Et le sucre, dans tout ça?

Très récemment, à Bruxelles, lors d’une commission scientifique qui a réuni pendant une année les meilleurs spécialistes européens du tabac, nous avons constaté que parmi les 800 additifs ajoutés aux cigarettes par les industriels, ceux dont la quantité était la plus importante étaient des produits sucrés. Il se trouve que lors de leur combustion, les sucres donnent naissance à des aldéhydes. Ces derniers sont de puissants IMAO, probablement les meilleurs. Quel que soit le but avoué de cet ajout par les industriels, les produits sucrés augmentent ainsi le potentiel addictif déjà élevé du tabac.

Tous ces  résultats auraient dû éteindre la polémique sur la nicotine. Ils l’ont au contraire enflammée. Pourquoi? Est-ce le fait d’un lobby des fabricants de substituts nicotiniques? La nicotine est très peu chère et la vente des substituts doit représenter un apport financier important aux laboratoires qui commercialisent un produit qui ne leur a demandé aucun investissement.

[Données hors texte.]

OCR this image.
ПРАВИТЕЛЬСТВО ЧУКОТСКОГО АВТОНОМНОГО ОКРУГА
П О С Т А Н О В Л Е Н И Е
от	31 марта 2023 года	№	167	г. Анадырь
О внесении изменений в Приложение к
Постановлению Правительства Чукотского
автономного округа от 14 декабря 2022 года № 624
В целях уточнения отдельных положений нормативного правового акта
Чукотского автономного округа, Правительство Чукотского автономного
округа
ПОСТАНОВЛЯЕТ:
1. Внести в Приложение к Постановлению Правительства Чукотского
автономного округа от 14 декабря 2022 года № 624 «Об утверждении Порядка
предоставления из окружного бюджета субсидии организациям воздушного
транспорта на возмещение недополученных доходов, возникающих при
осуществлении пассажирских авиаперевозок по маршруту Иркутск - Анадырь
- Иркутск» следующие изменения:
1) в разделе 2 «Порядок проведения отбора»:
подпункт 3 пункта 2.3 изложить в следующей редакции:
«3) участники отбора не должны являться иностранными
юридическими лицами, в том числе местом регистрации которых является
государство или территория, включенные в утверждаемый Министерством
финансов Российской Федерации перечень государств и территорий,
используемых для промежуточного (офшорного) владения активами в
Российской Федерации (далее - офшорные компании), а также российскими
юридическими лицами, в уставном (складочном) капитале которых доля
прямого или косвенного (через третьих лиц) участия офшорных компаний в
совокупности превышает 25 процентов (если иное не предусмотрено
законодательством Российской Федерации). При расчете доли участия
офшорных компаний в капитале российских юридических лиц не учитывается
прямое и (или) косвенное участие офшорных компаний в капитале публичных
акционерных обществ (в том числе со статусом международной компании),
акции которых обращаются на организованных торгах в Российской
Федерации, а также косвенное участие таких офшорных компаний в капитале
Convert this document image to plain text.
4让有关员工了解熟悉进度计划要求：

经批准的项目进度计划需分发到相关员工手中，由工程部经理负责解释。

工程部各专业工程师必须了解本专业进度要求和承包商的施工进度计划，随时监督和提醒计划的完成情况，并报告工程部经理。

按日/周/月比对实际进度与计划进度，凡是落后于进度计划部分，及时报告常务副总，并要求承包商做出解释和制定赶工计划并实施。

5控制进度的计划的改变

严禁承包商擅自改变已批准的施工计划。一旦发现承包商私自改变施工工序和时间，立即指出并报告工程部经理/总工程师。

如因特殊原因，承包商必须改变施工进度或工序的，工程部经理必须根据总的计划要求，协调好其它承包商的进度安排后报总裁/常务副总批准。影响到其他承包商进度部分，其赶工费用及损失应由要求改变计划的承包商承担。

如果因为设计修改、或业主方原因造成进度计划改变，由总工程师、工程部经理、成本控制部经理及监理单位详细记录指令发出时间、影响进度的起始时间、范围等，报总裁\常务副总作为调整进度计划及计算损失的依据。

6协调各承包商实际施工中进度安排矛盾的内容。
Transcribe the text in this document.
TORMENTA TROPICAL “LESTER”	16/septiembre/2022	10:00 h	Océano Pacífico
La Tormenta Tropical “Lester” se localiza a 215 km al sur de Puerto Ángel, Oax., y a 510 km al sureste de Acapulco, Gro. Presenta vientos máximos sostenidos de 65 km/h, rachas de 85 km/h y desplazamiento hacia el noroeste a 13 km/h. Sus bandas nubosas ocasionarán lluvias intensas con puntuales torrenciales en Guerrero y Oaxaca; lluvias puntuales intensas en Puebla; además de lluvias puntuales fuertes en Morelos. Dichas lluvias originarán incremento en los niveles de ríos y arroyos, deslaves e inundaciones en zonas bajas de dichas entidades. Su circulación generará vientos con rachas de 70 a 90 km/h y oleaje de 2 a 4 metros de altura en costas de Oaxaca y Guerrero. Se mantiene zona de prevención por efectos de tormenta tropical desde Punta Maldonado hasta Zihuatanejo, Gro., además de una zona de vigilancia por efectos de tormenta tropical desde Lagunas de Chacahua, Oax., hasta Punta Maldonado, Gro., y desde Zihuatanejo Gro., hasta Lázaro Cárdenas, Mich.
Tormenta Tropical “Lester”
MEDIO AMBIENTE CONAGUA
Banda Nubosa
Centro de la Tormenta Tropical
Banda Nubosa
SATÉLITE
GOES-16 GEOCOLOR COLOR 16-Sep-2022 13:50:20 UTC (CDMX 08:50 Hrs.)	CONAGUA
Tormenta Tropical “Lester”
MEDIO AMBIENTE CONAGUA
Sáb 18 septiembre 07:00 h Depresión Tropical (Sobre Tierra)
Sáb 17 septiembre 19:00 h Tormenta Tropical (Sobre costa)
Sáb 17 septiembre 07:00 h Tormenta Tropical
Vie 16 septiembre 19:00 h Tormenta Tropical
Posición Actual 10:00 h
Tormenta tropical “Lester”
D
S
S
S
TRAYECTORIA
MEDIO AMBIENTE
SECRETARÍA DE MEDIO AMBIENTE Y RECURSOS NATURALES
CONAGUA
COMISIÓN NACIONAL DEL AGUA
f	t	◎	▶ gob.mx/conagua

Non, la polémique ne vient pas de ces laboratoires, qui sont restés très silencieux au cours de ces dernières années. Elle provient plutôt de certains cliniciens: ceux qui prescrivent les substituts nicotiniques. Là encore, des conflits d’intérêts pourraient exister, mais le fond du problème me semble ailleurs, peut-être dans le fait que les tabacologues n’ont pas d’autres produits que les substituts nicotiniques dans leur arsenal thérapeutique. Que va-t-il en être avec le développement de la polémique sur la cigarette électronique?

Les enjeux de santé publique sont ici considérables. Les fumeurs qui dans leur grande majorité souhaiteraient pouvoir en finir avec leur dépendance méritent mieux: pouvoir bénéficier d’une approche plus scientifique.